Le ministère japonais de l'Économie, du Commerce et de l'Industrie (METI) a publié vendredi sa « Stratégie d'IA physique », fixant un objectif d'investissement public-privé de 10 000 milliards de yens (environ 65 milliards de dollars) d'ici 2040. Le document mise sur une approche centrée sur le matériel, intégrant l'IA dans la robotique, les véhicules autonomes, la machinerie industrielle et les appareils domestiques. Le METI souhaite rattraper sur l'IA physique le temps perdu dans la course à l'IA numérique.

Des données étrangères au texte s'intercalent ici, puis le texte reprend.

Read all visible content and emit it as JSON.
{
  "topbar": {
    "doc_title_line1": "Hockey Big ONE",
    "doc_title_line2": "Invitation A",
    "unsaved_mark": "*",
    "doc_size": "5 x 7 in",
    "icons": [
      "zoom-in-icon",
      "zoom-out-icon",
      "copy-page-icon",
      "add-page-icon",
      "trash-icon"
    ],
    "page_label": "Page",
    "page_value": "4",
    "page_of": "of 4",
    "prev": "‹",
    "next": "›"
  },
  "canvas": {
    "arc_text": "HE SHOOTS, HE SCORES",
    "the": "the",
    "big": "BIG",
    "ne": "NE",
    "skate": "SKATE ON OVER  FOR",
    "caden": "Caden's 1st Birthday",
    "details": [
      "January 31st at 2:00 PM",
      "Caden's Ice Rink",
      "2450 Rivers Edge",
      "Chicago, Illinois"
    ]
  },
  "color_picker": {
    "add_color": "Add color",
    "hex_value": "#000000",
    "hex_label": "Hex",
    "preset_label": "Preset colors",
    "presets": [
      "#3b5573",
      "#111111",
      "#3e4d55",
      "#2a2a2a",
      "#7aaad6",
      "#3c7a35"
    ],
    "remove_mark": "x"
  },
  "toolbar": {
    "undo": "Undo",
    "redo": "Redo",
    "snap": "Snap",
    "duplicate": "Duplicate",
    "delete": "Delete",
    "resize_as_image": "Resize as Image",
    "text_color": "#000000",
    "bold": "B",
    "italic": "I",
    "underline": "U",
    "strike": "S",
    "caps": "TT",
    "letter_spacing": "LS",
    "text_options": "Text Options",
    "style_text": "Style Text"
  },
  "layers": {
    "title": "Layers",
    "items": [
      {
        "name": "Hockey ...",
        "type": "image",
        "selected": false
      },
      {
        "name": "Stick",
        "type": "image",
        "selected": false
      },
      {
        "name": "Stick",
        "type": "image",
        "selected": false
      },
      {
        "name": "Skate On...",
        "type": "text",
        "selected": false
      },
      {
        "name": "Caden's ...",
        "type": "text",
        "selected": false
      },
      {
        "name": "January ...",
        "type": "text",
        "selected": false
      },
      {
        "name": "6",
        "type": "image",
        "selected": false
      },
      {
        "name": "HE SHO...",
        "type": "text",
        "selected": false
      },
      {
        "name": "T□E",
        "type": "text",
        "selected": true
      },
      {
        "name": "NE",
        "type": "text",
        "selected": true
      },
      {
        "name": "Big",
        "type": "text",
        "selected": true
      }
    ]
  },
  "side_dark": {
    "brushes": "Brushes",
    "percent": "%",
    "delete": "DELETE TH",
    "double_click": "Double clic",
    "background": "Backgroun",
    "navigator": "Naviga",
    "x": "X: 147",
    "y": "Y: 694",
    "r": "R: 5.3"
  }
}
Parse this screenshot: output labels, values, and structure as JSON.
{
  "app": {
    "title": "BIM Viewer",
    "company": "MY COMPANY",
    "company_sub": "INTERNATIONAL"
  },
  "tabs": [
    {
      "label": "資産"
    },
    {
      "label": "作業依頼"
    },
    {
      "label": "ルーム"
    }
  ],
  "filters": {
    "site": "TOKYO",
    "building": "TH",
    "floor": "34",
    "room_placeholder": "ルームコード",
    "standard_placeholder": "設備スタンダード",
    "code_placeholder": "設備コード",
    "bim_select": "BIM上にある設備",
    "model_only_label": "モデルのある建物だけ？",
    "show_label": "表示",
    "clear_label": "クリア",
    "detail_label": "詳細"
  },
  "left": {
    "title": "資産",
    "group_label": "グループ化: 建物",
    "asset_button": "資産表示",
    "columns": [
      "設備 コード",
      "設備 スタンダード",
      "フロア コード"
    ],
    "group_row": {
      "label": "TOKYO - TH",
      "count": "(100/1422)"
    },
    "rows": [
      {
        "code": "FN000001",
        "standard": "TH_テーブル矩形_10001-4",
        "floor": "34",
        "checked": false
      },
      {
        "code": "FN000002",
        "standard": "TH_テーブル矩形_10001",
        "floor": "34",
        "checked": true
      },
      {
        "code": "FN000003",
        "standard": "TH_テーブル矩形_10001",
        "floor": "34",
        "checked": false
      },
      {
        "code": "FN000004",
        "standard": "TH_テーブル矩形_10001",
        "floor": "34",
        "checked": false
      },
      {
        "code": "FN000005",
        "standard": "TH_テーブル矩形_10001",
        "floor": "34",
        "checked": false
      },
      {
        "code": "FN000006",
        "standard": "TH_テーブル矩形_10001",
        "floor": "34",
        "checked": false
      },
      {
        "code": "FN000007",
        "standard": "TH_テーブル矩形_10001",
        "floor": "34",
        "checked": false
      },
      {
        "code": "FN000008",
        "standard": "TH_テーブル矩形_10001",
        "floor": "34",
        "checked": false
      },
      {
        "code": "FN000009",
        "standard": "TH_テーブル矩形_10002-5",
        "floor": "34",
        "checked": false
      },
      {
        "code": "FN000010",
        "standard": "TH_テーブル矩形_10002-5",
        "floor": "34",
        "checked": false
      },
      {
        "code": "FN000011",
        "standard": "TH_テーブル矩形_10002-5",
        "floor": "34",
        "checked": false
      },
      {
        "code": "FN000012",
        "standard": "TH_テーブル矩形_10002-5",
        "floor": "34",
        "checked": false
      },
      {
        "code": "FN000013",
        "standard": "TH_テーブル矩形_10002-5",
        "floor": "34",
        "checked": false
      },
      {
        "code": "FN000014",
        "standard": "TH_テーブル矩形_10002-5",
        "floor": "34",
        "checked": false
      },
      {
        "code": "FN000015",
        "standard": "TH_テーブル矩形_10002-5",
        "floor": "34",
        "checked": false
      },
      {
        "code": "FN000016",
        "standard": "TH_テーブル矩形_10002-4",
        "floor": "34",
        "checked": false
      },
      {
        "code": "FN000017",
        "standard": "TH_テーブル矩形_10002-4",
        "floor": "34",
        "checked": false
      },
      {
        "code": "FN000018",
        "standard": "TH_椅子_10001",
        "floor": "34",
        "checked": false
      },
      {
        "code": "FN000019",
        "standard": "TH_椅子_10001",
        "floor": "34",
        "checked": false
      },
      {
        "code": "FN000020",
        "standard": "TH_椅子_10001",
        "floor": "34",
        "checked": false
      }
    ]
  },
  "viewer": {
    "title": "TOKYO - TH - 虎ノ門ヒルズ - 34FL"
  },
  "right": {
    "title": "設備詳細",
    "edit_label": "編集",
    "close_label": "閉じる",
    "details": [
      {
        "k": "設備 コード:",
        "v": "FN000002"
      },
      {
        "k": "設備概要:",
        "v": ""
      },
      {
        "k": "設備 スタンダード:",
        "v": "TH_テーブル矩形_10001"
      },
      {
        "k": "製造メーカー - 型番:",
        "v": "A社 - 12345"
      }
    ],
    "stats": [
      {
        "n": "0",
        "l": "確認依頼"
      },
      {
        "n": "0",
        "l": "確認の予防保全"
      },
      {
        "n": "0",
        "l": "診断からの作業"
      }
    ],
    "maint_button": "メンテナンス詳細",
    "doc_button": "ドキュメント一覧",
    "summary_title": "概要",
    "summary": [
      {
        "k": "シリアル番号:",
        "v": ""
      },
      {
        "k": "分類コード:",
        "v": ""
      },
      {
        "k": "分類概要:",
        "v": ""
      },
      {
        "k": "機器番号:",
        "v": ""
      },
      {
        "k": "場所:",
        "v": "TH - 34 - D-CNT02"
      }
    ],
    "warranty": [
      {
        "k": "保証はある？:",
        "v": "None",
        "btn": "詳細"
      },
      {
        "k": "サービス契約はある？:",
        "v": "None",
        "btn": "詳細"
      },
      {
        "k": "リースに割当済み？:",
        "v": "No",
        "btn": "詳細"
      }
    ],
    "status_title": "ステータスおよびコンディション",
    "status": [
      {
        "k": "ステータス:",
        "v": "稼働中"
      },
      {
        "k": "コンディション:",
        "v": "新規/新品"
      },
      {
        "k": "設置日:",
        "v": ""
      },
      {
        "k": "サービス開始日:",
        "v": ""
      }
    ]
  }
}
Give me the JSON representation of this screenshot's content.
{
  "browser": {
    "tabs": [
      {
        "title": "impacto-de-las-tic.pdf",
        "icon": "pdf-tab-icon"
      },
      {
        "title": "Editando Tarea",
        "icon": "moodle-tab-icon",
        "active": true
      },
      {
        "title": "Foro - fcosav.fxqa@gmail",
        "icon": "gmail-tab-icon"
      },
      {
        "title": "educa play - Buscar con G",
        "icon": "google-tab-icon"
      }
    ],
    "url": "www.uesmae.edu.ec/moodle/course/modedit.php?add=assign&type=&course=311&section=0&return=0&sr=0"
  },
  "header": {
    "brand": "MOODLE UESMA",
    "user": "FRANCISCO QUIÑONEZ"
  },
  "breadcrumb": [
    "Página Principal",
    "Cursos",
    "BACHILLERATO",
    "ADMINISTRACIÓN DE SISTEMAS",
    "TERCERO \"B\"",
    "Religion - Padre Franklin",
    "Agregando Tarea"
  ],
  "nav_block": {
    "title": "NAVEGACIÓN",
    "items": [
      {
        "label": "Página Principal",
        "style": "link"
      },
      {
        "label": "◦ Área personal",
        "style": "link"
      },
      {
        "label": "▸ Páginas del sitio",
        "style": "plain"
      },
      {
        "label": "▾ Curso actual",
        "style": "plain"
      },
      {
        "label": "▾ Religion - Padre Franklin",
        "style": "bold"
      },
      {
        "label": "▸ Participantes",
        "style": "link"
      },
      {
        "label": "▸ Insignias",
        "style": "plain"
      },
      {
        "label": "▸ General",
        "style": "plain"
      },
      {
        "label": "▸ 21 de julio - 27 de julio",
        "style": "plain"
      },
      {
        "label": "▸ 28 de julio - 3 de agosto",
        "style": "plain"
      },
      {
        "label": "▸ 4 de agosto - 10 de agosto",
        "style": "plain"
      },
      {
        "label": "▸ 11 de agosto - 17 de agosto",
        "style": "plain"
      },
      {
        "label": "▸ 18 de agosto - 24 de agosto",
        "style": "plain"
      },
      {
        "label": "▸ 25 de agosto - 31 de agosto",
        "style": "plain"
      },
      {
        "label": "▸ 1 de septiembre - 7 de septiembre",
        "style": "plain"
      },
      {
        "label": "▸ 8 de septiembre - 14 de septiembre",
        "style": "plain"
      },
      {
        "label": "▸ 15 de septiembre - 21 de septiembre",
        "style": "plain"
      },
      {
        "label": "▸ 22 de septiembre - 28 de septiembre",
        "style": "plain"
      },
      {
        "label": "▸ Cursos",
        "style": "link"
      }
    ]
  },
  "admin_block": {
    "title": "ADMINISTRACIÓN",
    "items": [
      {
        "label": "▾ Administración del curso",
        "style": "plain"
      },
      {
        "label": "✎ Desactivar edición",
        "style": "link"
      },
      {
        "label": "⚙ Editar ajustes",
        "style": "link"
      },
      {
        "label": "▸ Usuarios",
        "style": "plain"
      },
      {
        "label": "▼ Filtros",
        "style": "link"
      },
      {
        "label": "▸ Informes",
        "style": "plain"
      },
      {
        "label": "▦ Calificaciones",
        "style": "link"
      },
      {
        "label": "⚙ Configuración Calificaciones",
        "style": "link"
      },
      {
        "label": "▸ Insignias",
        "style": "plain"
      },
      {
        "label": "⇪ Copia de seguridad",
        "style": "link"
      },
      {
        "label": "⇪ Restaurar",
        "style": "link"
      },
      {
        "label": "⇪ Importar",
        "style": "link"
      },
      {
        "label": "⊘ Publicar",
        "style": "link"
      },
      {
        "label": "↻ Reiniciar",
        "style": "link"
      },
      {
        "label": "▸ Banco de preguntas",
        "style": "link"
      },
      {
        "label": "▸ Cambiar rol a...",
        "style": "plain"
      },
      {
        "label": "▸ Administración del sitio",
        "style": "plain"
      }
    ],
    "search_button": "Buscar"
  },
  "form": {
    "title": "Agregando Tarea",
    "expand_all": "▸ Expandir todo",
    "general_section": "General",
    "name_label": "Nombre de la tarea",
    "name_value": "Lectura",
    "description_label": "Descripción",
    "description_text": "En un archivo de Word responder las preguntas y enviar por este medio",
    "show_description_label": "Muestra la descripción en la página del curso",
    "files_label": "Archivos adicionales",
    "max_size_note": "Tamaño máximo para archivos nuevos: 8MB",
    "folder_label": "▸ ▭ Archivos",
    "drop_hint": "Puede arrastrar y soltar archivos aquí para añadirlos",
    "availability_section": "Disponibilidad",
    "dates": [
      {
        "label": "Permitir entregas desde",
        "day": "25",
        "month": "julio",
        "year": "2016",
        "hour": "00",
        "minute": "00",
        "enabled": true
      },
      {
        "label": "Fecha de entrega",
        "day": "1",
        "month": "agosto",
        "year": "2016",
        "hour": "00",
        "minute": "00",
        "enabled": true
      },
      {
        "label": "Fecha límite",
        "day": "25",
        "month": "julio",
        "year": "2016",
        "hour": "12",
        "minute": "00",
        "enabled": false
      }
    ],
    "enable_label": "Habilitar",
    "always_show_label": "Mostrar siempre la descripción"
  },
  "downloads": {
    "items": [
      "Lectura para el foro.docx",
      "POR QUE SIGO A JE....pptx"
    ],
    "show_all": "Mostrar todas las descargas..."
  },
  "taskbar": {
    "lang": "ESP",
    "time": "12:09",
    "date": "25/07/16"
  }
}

La part directe du gouvernement est fixée à 3 000 milliards de yens, le reste financé par investissement privé et coentreprises internationales. Toyota, Fanuc, SoftBank et Mitsubishi Electric ont annoncé les premiers engagements. Toyota consacrera environ 800 milliards à la R&D en robotique, Fanuc 350 milliards à l'automatisation des usines, SoftBank 500 milliards à la logistique autonome.
Stratégiquement, le plan répond au paquet chinois de subventions à l'horizon 2030. Les États-Unis et l'Allemagne préparent des stratégies industrielles similaires.